Correspondance de Voltaire/1773/Lettre 9000

9000. — À M. LE MARÉCHAL DUC DE RICHELIEU[1].
À Ferney, 15 décembre.

J’écris vite à mon héros comme je peux, avec mes yeux très-mal en ordre, pour lui dire qu’il n’est pas vrai que M. le baron d’Espagnac m’ait démenti[2] sur le service signalé que vous rendîtes le jour de Fontenoy ; au contraire, il dit précisément les mêmes choses que j’avais dites, et il vous rend la plus grande justice. Une bonne âme de Paris m’avait mandé que ce n’était pas vous qui aviez proposé les quatre canons, et que M. d’Espagnac en donnait la gloire à d’autres. M. d’Espagnac me fait l’honneur de m’envoyer son ouvrage, et je vois avec grand plaisir qu’il ne faut pas croire les tracassiers de votre bruyante ville, pleine de petites factions, de petits partis, de petites jalousies, de petits mensonges : tout cela passe, et la gloire reste.

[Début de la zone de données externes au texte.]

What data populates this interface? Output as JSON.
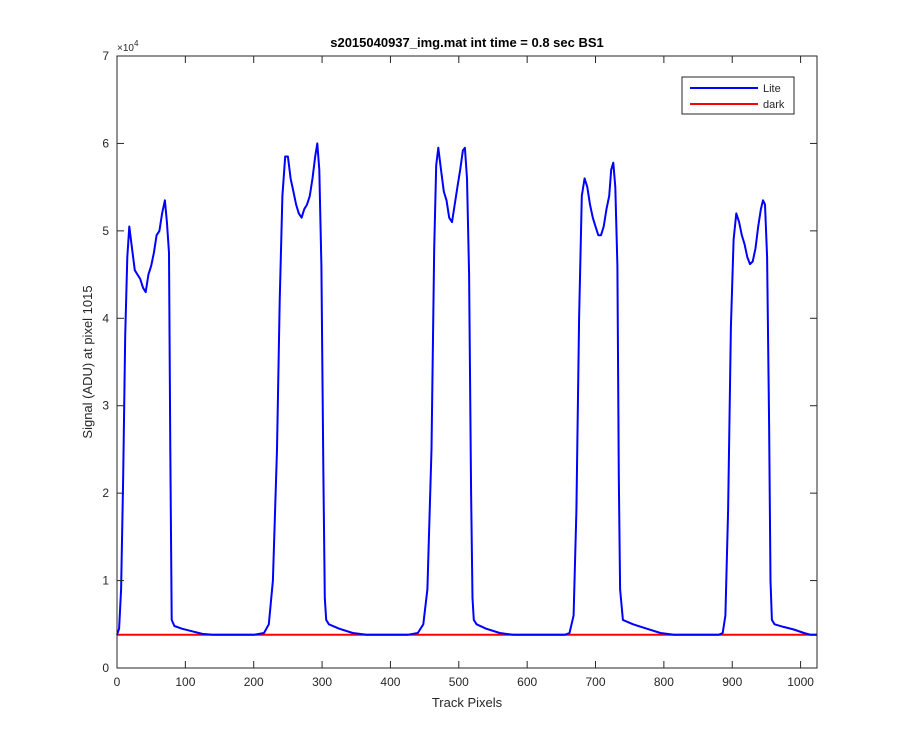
{
  "chart_data": {
    "type": "line",
    "title": "s2015040937_img.mat int time = 0.8 sec   BS1",
    "xlabel": "Track Pixels",
    "ylabel": "Signal (ADU) at pixel 1015",
    "y_exponent_label": "×10",
    "y_exponent_power": "4",
    "xlim": [
      0,
      1024
    ],
    "ylim": [
      0,
      7
    ],
    "y_scale_factor": 10000,
    "xticks": [
      0,
      100,
      200,
      300,
      400,
      500,
      600,
      700,
      800,
      900,
      1000
    ],
    "yticks": [
      0,
      1,
      2,
      3,
      4,
      5,
      6,
      7
    ],
    "grid": false,
    "legend_position": "top-right",
    "series": [
      {
        "name": "Lite",
        "color": "#0000ff",
        "x": [
          0,
          3,
          6,
          9,
          12,
          15,
          18,
          22,
          26,
          30,
          34,
          38,
          42,
          46,
          50,
          54,
          58,
          62,
          66,
          70,
          73,
          76,
          78,
          80,
          84,
          95,
          110,
          125,
          140,
          160,
          180,
          200,
          215,
          222,
          228,
          234,
          238,
          242,
          246,
          250,
          254,
          258,
          262,
          266,
          270,
          274,
          278,
          282,
          286,
          290,
          293,
          296,
          299,
          302,
          304,
          306,
          310,
          325,
          345,
          365,
          385,
          405,
          425,
          440,
          448,
          454,
          460,
          464,
          467,
          470,
          474,
          478,
          482,
          486,
          490,
          494,
          498,
          502,
          506,
          509,
          512,
          515,
          518,
          520,
          522,
          526,
          540,
          560,
          580,
          600,
          620,
          640,
          655,
          662,
          668,
          672,
          676,
          680,
          684,
          688,
          692,
          696,
          700,
          704,
          708,
          712,
          716,
          720,
          723,
          726,
          729,
          732,
          734,
          736,
          740,
          755,
          775,
          795,
          815,
          835,
          855,
          870,
          880,
          886,
          890,
          894,
          898,
          902,
          906,
          910,
          914,
          918,
          922,
          926,
          930,
          934,
          938,
          942,
          945,
          948,
          951,
          954,
          956,
          958,
          962,
          975,
          990,
          1005,
          1015,
          1024
        ],
        "y": [
          0.38,
          0.45,
          0.9,
          2.2,
          3.8,
          4.7,
          5.05,
          4.8,
          4.55,
          4.5,
          4.45,
          4.35,
          4.3,
          4.5,
          4.6,
          4.75,
          4.95,
          5.0,
          5.2,
          5.35,
          5.1,
          4.75,
          2.5,
          0.55,
          0.48,
          0.45,
          0.42,
          0.39,
          0.38,
          0.38,
          0.38,
          0.38,
          0.4,
          0.5,
          1.0,
          2.5,
          4.2,
          5.4,
          5.85,
          5.85,
          5.6,
          5.45,
          5.3,
          5.2,
          5.15,
          5.25,
          5.3,
          5.4,
          5.6,
          5.85,
          6.0,
          5.7,
          4.6,
          2.2,
          0.8,
          0.55,
          0.5,
          0.45,
          0.4,
          0.38,
          0.38,
          0.38,
          0.38,
          0.4,
          0.5,
          0.9,
          2.5,
          4.8,
          5.75,
          5.95,
          5.7,
          5.45,
          5.35,
          5.15,
          5.1,
          5.3,
          5.5,
          5.7,
          5.92,
          5.95,
          5.6,
          4.5,
          2.0,
          0.8,
          0.55,
          0.5,
          0.45,
          0.4,
          0.38,
          0.38,
          0.38,
          0.38,
          0.38,
          0.4,
          0.6,
          1.8,
          4.0,
          5.4,
          5.6,
          5.5,
          5.3,
          5.15,
          5.05,
          4.95,
          4.95,
          5.05,
          5.25,
          5.4,
          5.7,
          5.78,
          5.5,
          4.6,
          2.2,
          0.9,
          0.55,
          0.5,
          0.45,
          0.4,
          0.38,
          0.38,
          0.38,
          0.38,
          0.38,
          0.4,
          0.6,
          1.8,
          3.9,
          4.9,
          5.2,
          5.1,
          4.95,
          4.85,
          4.7,
          4.62,
          4.65,
          4.8,
          5.05,
          5.25,
          5.35,
          5.3,
          4.7,
          2.8,
          1.0,
          0.55,
          0.5,
          0.47,
          0.44,
          0.4,
          0.38,
          0.38
        ]
      },
      {
        "name": "dark",
        "color": "#ff0000",
        "x": [
          0,
          1024
        ],
        "y": [
          0.38,
          0.38
        ]
      }
    ]
  }
}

Un M. Moline a été chargé de votre portrait dans la Galerie française ; il m’a envoyé sa besogne. Il n’importe quelle main vous peigne ; les traits sont ressemblants, et cela suffit.

Quelle consolation ce sera pour moi d’aller à Bordeaux vous faire ma cour dans vos moments de loisir, de revenir dans mon trou sans passer par Paris, et de pouvoir dire : Je l’ai revu, celui qui fit tant d’honneur à la France !

Vivez, monseigneur, plus longtemps que votre devancier le duc d’Épernon, qui n’a jamais approché de vous.

V., qui a cent ans.

  1. Éditeurs, de Cayrol et François.
  2. Dans son Histoire de Maurice de Saxe.